Когда радость и удивление прошли, я наконец-то в полной мере осознал картину происходящего. Коснулся ещё раз плеча, будто хотел лишний раз удостовериться во всём услышанном. Не болит. Не чувствую повреждений. Значит, я…
— Живее всех живых, Хранитель.
Что?
Погодите, я не ослышался? Что?
Я шокировано озираю Рэсая. Это он сказал? Точно он? Да, бред какой-то… Но я ведь услышал, чётко, ясно. Хранитель? Я? Глупости! Быть такого не может!

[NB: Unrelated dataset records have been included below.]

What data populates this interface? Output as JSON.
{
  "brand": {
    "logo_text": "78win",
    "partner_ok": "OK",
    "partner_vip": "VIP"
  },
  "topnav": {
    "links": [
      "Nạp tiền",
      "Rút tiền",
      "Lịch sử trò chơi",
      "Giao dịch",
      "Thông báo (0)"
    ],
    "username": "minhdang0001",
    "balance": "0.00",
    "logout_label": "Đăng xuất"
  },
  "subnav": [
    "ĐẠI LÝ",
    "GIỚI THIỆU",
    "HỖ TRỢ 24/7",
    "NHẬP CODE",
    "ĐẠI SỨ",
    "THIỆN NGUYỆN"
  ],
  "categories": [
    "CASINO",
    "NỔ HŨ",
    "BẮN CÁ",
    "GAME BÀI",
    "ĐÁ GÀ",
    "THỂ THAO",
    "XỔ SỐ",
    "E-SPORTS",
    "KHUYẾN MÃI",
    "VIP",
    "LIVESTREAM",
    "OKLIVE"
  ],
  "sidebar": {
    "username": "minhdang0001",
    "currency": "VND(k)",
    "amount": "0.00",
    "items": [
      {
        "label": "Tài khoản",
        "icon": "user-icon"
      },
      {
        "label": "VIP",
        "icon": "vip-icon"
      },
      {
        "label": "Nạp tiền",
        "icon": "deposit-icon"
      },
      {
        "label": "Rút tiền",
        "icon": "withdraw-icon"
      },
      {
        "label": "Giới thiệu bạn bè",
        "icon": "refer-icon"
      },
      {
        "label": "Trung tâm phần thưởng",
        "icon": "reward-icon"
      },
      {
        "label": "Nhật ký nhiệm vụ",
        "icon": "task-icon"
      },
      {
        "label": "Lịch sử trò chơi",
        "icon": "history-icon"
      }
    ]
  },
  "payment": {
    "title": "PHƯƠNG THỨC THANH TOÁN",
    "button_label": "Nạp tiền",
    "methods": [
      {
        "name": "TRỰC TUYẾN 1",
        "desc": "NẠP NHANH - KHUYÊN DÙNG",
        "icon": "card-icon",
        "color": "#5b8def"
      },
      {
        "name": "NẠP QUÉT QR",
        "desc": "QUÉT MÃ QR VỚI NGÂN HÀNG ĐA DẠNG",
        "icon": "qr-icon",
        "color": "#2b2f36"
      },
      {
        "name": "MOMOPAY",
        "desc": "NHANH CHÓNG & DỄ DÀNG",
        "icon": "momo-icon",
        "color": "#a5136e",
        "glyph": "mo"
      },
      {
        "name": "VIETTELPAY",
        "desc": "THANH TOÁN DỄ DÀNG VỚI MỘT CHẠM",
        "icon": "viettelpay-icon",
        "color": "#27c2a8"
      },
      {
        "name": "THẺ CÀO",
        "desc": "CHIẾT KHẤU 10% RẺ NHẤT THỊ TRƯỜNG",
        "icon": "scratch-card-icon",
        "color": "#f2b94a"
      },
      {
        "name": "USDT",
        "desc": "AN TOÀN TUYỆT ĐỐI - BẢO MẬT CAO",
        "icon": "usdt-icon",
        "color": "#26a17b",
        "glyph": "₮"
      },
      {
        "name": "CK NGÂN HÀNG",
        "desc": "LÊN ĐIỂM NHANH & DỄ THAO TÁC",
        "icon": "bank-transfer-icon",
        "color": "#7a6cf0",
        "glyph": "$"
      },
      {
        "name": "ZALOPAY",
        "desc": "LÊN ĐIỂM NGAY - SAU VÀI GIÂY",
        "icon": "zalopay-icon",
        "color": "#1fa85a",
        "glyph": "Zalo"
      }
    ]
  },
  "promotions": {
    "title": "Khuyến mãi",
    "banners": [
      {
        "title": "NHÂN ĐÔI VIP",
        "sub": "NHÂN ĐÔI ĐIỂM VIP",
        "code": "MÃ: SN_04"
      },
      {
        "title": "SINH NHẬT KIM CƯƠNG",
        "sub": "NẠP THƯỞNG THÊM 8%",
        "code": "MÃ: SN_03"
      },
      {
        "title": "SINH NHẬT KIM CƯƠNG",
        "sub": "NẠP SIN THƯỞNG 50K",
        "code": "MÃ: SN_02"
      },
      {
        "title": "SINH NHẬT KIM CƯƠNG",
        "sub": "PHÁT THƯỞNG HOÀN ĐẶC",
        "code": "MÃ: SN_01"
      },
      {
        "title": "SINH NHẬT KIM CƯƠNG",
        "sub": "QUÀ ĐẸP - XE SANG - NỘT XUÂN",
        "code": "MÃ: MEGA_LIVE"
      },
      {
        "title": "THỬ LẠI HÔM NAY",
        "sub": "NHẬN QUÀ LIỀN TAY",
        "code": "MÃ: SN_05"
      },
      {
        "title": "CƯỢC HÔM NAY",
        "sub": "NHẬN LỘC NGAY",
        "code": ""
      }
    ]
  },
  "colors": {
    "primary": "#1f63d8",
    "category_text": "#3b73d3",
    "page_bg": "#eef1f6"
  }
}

— Тот, кто завершает цикл, становится началом нового? — нервно смеюсь я, кажется, начиная понимать правила этого мира.
— Так и есть.
— Но… Но зачем? Зачем начинать всё сначала?! Я видел, что творят такие как мы! Неужели, мирам не будет лучше без нас?! — срываюсь на крик. Ведь так хочется отрицать услышанное. Я мстил, сделаем вид, что ещё и мирам помог — избавил от тиранов, но никаким Хранителем я становиться не собирался!
— Возможно и так. Такая власть совращает, и мои братья тому ярчайшее доказательство. Но… — Рэсай сделал голос мягче, стараясь показать, что понимает меня и не осуждает моё недовольство. — Так устроен наш мир, мой друг. Сплетение Миров само по себе удивительное место. Сосредоточие всей магии и наших сил. Основа границ, которые и разделяют все остальные миры, не давая им погибнуть от соприкосновения друг с другом. Буквально сердце миров, если провести параллель с организмом людей. Но такой прекрасный мир не может существовать без своего смотрителя, кто-то должен направлять всю его магию в нужное русло. Ты родился на стыке циклов и прекрасно мог лицезреть, что бывает, когда Хранитель пренебрегает своими обязанностями и пускает всё на самотёк.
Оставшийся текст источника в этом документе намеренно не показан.